Diets play a large role in athletic achievement, as the right combination of fats, carbohydrates, and proteins can largely impact an athlete’s ability to perform. With this in mind, many athletes — especially endurance athletes — may be unknowingly compromising their ability to reach peak performance by following low-carb and high-fat diets.

Diets consisting of low carbohydrate and high fat intakes — similar to the ketogenic diet — have become commonplace due to widespread belief that they will help with weight loss, and could have further health benefits, such as normalizing blood pressure or helping with the appearance of acne. However, there are details to be considered when taking on the diet — especially as an athlete.

In a study published in Medicine & Science in Sports & Exercise in November, Jenna Gillen, an assistant professor; and Daniel Moore, an associate professor, both at the Faculty of Kinesiology & Physical Education (KPE), found that training on a low-carb diet raises the need for protein among high-level endurance athletes.

Differences between low-carb and high-fat  diets and high-carb and low-fat diets

Low-carb and high-fat diets differ greatly from their counterparts — high-carb and low-fat ones. Specifically, a high-carb and low-fat diet consists of consuming up to 65 per cent of one’s daily caloric intake from carbohydrates, and up to 35 per cent from fat. Low-carb and high-fat diets differ in that individuals on these diets consume only 25 per cent of calories from carbohydrates, and more than 60 per cent of their calorie intake comes from fat. Protein intake across the two different approaches remains steady, varying relatively little.

Low-carb and high-fat diets and their effects on athletic performance

For endurance athletes, low-carb and high-fat diets can significantly impact performance. As Gillen pointed out in an interview with U of T News, though there is more fat available for energy with low-carb diets, muscles have less carbohydrates as a fuel-source during exercise.

According to Gillen, carbohydrates are more efficient for use during exercise than fat. This is because carbohydrates are able to produce more energy per litre of consumed oxygen than fats. For this reason, low-carb and high-fat diets are less than optimal for performance, especially considering that athletes rely almost exclusively on carbohydrates for intense and high-energy expenditure activities, translating into overall lowered performance and results.

For athletes looking to manipulate their carbohydrate availability without compromising their results, Gillen suggested following a high-carb diet, and training endurance “under conditions of low-carbohydrate availability.”  Under this approach, athletes consume the optimal amount of carbohydrates required for peak performance, yet are still able to increase their energy-producing mitochondria in order to improve their endurance performance.

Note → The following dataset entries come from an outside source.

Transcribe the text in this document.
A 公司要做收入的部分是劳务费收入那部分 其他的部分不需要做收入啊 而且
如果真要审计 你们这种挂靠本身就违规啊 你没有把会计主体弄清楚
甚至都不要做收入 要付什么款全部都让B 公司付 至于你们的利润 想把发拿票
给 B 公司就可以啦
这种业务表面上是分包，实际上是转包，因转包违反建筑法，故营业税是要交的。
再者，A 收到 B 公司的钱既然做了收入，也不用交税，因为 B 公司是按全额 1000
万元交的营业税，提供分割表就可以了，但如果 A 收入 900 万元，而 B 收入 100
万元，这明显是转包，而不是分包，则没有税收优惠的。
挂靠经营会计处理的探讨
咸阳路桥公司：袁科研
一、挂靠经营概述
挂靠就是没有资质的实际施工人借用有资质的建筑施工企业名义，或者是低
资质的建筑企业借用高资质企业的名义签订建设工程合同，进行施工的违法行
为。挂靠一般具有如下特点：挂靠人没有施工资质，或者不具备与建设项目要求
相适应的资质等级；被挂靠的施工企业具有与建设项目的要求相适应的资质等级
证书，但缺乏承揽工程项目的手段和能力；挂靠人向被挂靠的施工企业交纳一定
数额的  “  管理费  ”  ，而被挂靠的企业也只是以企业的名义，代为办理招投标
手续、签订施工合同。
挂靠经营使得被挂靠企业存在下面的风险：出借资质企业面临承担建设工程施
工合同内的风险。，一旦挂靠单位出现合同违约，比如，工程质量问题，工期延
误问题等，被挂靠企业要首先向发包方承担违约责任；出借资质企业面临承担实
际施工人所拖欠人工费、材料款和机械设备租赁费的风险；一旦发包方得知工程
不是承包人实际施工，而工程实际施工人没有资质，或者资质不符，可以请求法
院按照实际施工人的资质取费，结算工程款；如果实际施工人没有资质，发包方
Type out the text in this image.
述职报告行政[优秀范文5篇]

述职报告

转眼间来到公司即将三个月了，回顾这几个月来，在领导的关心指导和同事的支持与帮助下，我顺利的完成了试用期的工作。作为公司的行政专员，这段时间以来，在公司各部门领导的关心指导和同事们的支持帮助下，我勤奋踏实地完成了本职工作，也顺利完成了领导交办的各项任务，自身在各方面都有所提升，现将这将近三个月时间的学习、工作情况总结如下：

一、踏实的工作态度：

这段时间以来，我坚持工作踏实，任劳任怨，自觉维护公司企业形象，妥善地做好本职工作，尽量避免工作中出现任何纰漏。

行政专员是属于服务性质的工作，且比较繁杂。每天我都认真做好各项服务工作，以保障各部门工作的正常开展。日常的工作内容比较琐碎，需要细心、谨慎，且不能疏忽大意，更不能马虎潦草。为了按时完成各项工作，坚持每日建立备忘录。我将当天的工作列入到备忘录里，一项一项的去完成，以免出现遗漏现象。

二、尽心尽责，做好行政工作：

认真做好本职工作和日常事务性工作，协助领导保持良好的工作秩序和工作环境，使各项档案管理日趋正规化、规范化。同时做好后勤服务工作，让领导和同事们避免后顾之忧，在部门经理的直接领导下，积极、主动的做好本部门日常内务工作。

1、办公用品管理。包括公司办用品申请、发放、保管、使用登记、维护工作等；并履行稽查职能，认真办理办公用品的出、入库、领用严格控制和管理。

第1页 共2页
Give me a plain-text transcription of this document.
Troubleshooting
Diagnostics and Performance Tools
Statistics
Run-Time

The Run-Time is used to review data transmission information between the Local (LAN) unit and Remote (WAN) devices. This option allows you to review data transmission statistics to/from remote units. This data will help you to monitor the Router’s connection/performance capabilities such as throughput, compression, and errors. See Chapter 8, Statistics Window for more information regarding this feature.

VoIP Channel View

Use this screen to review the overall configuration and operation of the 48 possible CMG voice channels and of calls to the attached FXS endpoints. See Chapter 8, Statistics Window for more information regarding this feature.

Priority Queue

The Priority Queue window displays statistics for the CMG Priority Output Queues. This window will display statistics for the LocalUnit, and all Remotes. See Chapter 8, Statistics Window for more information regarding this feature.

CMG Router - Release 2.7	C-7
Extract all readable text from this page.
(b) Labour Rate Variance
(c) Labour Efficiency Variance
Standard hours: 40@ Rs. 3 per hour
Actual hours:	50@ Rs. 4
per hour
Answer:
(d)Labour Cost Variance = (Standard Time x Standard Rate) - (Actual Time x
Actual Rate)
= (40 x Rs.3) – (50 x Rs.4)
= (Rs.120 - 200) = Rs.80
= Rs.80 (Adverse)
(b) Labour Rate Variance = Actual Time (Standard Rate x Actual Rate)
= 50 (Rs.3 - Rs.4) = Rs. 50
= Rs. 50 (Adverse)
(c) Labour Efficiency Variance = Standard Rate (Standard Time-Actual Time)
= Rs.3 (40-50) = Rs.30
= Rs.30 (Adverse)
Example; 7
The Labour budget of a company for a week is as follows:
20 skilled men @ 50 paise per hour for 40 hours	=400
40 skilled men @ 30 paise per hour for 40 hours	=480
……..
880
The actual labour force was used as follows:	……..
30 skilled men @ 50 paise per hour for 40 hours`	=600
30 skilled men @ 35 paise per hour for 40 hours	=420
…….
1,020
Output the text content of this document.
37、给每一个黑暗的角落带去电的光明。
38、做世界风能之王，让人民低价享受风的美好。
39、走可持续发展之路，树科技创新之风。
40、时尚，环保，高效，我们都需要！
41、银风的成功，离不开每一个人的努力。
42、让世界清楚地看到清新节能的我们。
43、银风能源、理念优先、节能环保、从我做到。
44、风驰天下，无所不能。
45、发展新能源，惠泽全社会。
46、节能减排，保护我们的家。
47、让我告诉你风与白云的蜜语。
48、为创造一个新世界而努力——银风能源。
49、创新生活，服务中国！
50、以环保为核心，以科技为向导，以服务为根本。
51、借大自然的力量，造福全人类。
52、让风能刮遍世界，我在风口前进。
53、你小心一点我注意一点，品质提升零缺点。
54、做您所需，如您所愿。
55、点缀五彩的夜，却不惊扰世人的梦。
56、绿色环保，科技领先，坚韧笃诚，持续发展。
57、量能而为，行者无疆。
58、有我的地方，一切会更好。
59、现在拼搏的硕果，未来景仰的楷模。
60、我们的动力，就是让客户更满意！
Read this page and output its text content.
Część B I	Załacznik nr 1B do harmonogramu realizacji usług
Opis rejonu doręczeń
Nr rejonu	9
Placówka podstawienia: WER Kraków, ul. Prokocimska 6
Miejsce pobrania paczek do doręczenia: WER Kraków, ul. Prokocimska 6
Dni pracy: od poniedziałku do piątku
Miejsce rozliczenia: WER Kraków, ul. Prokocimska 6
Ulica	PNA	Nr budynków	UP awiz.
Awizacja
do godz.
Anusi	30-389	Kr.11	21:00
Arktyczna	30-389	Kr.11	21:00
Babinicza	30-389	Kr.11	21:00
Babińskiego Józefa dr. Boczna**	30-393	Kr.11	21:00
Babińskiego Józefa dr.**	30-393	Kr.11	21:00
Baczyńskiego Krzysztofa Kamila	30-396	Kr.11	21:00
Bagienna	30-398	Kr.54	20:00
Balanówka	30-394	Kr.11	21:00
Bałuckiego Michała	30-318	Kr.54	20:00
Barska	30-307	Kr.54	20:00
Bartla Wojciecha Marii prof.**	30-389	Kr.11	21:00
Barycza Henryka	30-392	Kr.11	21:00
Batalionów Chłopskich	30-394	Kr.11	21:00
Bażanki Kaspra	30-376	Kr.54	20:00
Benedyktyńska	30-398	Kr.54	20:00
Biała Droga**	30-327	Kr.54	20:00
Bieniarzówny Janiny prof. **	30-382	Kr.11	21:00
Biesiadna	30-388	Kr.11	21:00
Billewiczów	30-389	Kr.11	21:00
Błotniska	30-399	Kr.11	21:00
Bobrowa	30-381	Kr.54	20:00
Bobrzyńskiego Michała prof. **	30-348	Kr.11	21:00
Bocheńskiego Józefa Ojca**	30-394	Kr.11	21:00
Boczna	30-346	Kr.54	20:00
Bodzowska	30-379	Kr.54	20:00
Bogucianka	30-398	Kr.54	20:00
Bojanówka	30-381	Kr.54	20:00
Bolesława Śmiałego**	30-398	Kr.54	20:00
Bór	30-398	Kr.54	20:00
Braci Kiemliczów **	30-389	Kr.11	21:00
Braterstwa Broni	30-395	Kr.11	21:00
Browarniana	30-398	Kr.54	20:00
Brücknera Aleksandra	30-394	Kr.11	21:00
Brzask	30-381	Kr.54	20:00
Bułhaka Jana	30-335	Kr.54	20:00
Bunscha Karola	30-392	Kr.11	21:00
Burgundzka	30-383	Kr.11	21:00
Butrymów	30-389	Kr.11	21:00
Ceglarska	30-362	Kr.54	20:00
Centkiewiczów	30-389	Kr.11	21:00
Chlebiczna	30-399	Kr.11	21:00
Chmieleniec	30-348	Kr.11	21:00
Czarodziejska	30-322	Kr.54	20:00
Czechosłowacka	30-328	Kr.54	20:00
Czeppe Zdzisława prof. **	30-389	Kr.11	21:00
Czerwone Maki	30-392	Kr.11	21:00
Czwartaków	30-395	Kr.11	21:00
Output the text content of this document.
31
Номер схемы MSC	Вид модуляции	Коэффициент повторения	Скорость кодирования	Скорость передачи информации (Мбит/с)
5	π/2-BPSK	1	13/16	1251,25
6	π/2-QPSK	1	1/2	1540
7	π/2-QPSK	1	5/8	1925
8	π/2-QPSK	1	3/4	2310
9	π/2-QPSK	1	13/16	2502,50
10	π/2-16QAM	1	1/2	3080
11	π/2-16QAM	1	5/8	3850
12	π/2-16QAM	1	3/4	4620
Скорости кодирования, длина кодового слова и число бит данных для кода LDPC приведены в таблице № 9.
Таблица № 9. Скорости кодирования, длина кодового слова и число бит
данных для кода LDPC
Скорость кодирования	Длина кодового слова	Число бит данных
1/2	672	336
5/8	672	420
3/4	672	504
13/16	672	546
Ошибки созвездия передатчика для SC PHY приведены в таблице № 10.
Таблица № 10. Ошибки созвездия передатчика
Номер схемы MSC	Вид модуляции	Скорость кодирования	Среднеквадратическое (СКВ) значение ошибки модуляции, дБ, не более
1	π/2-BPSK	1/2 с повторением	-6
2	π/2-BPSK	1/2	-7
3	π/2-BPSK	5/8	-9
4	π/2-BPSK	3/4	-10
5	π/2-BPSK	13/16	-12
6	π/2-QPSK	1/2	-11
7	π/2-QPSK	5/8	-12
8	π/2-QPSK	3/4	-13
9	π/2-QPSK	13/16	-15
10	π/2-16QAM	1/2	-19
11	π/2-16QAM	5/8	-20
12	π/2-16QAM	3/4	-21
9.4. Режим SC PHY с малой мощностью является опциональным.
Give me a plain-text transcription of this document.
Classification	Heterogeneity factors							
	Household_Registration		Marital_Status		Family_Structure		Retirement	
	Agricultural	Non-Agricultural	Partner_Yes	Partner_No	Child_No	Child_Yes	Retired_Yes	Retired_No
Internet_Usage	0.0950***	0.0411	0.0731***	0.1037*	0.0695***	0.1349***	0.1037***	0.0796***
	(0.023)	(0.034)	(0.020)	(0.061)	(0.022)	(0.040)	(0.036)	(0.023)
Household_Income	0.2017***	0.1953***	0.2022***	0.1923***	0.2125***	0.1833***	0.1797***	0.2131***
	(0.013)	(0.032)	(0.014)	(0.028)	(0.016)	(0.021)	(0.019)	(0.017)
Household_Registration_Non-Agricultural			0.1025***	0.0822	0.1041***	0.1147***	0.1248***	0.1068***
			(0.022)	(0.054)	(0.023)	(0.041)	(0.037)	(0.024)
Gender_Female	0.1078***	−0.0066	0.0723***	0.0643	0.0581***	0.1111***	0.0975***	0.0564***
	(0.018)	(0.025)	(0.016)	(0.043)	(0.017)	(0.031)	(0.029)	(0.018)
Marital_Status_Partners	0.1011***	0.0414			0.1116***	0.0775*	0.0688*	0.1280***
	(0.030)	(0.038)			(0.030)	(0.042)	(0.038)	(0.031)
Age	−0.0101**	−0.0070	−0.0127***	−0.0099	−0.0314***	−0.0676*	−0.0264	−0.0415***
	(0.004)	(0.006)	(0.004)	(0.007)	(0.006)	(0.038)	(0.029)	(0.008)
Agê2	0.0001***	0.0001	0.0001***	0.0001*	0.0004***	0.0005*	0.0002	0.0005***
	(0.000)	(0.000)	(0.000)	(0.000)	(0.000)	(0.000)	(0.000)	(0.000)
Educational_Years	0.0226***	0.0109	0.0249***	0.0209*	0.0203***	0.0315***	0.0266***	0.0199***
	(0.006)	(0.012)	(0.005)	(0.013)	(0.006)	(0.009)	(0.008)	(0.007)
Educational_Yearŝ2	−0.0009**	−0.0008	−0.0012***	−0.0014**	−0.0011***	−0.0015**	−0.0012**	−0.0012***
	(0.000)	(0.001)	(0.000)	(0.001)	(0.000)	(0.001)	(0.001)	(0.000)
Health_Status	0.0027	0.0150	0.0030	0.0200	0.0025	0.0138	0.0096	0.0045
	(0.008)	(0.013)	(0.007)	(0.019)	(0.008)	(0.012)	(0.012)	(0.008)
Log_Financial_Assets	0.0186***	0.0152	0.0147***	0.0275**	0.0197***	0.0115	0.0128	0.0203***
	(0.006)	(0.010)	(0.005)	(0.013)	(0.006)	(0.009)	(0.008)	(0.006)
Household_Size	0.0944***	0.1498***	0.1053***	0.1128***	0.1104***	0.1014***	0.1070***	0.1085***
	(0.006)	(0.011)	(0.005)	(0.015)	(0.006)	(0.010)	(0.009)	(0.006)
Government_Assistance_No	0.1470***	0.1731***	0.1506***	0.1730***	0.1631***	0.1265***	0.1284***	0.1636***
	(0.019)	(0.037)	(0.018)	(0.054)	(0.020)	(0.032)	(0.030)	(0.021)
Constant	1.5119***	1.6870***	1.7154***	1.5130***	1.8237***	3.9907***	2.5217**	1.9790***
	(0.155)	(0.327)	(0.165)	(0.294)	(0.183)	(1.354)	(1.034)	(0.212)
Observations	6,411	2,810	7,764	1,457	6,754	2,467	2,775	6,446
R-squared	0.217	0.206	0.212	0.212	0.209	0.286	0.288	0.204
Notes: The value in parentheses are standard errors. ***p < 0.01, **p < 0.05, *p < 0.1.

This could, for instance, mean choosing to exercise in the morning before breakfast, which would allow your overnight fast to fuel this increase in mitochondria within muscles.

However, Gillen and Moore found in a recent study that athletes following low carbohydrate (low CHO) availability training need a larger protein intake in order to “enhance whole body protein synthesis.”

In the confines of their experiment, this increased protein requirement constituted an approximate 0.12 additional grams per kilogram per day. In reality, Gillen and Moore suggest that athletes “consume greater post-exercise protein than previously recommended (i.e., 0.4 versus 0.25 g per kg)” in order to “maximize recovery from and adaptation to low-CHO availability training.”

Recommendation for daily carb, fat, and protein intake

Moore recommended varying carbohydrate intake according to the volume of training that you plan to undertake as well as your personal body composition. For most athletes, your carbohydrate intake should vary between six and 10 grams per kilogram per day for optimum performance. Moore also emphasized that most endurance athletes meet their protein requirements as long as they are consuming a sufficient amount of calories for their training sessions.

Moore spoke on how his research has suggested that, in the case of athletes following a low-carb and high-fat diet, initial protein requirements may be elevated during the adaptation period to this diet.

While Moore continued to emphasize that this diet is not optimal for athletes wishing to reach peak performance, he recommended that those currently on the diet increase their protein intake, as “the extra amino acids that are used as energy must be replaced through the diet.”